Plusieurs mouvements sectaires, connus pour des pratiques extérieures au monde de l’entreprise, se sont reconvertis dans la formation professionnelle.

Anthropos fait partie des sectes répertoriées parmi les mouvements issus du Nouvel-âge. Fondée sur le holisme, c’est-à-dire sur une conception épistémologique qui relie chaque énoncé scientifique au domaine dans lequel il voit le jour, cette secte cherche à " développer l’homme dans son corps et dans son esprit ". Créée par Bernard Alexandre, Anthropos a trouvé un débouché dans la formation par la conception d’un séminaire d’activation mentale mélangeant des techniques sophrologiques et de la programmation neuro-linguistique. Ce stage a été introduit sur le marché par plusieurs organismes immatriculés auprès de l’administration de la formation professionnelle. Il est actuellement proposé aux entreprises par le Centre Michel Odoul, du nom du successeur de Bernard Alexandre décédé en 1996, qui a déclaré régulièrement son activité au SRC d’Ile-de-France, et semble constituer la structure la plus active.

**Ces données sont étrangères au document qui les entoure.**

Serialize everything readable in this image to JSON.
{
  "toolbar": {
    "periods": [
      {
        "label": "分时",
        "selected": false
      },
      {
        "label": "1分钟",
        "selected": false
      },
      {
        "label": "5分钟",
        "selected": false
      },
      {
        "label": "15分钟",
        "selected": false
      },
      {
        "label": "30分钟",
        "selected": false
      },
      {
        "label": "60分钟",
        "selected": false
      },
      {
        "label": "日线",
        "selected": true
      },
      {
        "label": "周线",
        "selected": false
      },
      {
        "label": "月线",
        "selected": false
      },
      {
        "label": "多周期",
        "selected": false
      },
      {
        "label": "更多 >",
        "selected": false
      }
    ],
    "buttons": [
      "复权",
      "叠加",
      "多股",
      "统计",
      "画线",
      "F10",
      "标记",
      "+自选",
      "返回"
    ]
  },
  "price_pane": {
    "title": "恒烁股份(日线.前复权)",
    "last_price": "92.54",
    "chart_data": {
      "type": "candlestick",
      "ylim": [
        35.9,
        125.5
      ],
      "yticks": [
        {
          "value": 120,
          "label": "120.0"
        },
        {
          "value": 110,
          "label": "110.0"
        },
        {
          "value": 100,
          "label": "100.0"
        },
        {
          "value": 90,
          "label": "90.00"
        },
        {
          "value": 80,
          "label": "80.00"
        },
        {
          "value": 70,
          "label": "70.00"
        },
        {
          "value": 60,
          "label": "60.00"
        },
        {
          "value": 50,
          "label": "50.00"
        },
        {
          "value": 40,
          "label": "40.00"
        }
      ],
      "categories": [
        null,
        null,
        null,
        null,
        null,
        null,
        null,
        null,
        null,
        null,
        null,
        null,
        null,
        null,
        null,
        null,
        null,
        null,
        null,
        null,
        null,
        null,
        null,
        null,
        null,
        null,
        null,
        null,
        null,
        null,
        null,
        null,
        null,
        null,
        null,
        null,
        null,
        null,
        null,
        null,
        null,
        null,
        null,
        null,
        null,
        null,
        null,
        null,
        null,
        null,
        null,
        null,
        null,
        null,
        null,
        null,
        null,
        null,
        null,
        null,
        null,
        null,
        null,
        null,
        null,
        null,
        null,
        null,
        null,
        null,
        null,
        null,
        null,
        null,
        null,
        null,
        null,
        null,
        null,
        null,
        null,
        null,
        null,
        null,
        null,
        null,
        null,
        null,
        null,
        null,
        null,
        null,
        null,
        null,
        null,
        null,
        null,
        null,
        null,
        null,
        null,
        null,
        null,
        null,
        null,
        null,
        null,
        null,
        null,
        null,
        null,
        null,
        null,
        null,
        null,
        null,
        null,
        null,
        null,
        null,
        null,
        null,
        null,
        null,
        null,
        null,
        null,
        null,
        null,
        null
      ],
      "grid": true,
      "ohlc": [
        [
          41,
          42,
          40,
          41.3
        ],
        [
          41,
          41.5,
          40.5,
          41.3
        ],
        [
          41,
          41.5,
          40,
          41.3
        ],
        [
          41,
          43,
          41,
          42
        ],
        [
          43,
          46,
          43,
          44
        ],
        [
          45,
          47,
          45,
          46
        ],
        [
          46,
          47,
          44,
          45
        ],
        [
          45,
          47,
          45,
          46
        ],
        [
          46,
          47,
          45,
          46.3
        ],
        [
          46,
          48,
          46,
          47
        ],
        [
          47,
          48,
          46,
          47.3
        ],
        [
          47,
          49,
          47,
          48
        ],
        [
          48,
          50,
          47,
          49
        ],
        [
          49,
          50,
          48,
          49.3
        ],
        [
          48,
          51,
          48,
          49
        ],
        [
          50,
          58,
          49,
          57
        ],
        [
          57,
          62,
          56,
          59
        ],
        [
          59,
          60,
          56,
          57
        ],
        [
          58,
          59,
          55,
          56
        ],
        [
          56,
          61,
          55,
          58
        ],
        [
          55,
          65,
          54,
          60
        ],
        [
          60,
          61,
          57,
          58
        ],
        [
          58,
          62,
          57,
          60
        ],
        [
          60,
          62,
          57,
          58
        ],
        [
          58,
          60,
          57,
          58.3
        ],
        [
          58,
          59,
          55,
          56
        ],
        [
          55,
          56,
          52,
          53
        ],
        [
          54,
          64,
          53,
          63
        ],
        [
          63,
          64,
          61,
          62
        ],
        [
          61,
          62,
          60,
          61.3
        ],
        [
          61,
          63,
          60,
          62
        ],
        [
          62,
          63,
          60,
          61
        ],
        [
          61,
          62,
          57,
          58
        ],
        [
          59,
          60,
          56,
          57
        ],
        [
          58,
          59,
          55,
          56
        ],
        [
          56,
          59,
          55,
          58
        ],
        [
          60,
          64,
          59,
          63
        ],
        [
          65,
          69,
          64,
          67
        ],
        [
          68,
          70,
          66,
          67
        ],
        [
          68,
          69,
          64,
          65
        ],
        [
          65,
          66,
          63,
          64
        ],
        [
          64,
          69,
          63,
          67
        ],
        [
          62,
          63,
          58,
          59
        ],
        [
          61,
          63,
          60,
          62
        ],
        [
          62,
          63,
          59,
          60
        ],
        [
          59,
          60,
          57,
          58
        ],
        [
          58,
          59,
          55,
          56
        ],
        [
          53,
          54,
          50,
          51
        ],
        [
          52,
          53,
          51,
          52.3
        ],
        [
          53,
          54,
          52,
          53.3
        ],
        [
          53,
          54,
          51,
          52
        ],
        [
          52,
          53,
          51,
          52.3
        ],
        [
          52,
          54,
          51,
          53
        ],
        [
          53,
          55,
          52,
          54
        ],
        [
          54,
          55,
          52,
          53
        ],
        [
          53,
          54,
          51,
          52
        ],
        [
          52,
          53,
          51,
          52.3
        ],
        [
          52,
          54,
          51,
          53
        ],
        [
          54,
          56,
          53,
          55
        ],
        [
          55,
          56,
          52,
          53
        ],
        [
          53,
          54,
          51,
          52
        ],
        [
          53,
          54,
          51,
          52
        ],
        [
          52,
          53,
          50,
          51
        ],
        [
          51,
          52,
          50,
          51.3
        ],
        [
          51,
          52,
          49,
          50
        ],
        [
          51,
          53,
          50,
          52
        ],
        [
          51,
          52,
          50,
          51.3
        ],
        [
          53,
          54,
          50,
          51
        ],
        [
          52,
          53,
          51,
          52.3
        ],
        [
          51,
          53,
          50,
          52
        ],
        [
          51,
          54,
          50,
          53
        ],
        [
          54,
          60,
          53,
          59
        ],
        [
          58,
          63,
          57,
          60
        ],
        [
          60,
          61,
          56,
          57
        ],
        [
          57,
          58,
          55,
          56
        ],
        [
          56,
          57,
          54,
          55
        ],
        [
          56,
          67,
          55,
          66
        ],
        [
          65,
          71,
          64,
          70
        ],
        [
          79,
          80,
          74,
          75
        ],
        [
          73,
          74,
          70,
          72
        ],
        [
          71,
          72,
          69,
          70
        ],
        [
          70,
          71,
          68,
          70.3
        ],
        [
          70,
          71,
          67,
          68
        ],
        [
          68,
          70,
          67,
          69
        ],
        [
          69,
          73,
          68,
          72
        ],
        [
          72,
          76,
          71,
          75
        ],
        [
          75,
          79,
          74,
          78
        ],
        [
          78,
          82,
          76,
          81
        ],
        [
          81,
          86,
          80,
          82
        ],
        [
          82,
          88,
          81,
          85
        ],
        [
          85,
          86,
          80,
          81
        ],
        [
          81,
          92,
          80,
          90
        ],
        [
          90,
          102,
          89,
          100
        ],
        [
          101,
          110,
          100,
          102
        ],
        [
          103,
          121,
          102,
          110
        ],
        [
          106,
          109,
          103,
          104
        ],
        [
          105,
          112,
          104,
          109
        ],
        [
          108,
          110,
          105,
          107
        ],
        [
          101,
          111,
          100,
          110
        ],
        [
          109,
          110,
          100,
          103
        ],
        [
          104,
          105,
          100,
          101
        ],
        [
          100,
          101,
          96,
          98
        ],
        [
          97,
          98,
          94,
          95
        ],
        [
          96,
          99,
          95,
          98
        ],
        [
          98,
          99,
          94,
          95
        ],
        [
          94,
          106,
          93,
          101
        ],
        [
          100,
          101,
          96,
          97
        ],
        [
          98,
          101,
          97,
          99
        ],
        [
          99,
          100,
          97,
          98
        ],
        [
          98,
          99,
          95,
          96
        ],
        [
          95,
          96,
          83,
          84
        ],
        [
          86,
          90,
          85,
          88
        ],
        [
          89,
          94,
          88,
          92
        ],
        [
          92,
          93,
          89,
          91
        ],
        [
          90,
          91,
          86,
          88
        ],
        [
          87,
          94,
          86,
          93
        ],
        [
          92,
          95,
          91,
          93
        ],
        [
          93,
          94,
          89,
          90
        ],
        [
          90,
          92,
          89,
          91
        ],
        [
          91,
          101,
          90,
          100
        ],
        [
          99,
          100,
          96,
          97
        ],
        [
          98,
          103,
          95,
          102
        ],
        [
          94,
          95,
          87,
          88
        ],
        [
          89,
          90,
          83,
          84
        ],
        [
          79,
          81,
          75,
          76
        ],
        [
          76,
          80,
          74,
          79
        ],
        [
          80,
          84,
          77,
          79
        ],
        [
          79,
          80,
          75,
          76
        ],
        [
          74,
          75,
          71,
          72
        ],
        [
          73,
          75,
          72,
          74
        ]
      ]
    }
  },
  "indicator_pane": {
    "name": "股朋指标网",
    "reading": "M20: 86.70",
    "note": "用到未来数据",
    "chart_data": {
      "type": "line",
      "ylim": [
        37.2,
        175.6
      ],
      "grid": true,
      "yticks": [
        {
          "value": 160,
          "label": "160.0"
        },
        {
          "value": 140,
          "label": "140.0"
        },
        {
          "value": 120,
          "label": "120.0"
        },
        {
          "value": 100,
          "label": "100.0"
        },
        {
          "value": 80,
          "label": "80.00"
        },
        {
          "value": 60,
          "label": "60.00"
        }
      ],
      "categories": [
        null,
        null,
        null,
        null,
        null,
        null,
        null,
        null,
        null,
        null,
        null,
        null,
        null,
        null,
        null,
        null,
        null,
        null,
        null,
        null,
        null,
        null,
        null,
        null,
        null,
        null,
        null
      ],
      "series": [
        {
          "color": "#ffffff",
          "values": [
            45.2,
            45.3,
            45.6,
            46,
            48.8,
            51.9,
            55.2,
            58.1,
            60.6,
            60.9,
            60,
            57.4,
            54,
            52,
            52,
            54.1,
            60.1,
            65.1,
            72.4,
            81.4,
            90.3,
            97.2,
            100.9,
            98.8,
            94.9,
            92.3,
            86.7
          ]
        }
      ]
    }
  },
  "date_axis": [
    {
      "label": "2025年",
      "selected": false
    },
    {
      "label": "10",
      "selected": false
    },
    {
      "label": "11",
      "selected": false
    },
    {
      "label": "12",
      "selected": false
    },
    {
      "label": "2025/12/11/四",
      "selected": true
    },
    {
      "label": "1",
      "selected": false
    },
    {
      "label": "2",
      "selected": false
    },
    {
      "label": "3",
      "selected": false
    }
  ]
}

L’Institut des sciences holistiques de l’Ouest appartient à la même mouvance. Fondée dans la région de Nantes, cette secte a connu une expansion importante à partir du début des années 1980 avec la création de plusieurs structures de vente de produits diététiques, ésotériques ou biologiques. Elle s’est plus récemment investie sur le marché de la formation professionnelle, ses deux dirigeants, MM. Jean-Pierre Le Gouguec et Gilles Pagé s’étant immatriculés auprès du SRC de Bretagne comme formateurs individuels. A ce titre, ils ont dispensé, sous le couvert de leur numéro d’immatriculation, des stages intitulés " soins du corps énergétique " destinés à former des thérapeutes capables d’appliquer les techniques de la secte et de traiter ses thèmes favoris, comme le reiki, le karma et la réincarnation, la cristallo-thérapie ou les élixirs floraux. D’une durée totale de 130 heures réparties sur une ou deux années, ces stages ont été suivis par des personnes à titre individuel et à leurs frais. Une autre convention de formation fait état d’une prestation intitulée " psychologie holistique " qui se déroule sur trois ans afin d’initier des psychothérapeutes spécialisés dans les relations humaines et les phénomènes d’émergence spirituelle. Le produit annuel tiré de ces formations, tel qu’il ressort des déclarations faites par les deux formateurs, se situe selon l’exercice entre 354.237 et 664.162 francs par an et par personne. On notera également qu’une attestation justifiant l’exonération de TVA a été fournie aux deux formateurs.

Mme Claude Bardin a fondé Vital Harmony au château de Vaux dans le Loiret afin de créer un centre spirituel de guérison appliquant les préceptes qu’elle a appris dans l’ashram de Saï Baba en Inde. Ce centre est devenu un important complexe proposant des cures et des séjours de remise en forme physique et de ressourcement spirituel. La Commission a eu connaissance de deux organismes de formation professionnelle liés à cette secte : Excellence international, en activité dans le Nord-Pas-de-Calais et qui a fait l’objet de plusieurs plaintes émanant d’entreprises ; et Agorh conseil SARL, immatriculée dans la région centre.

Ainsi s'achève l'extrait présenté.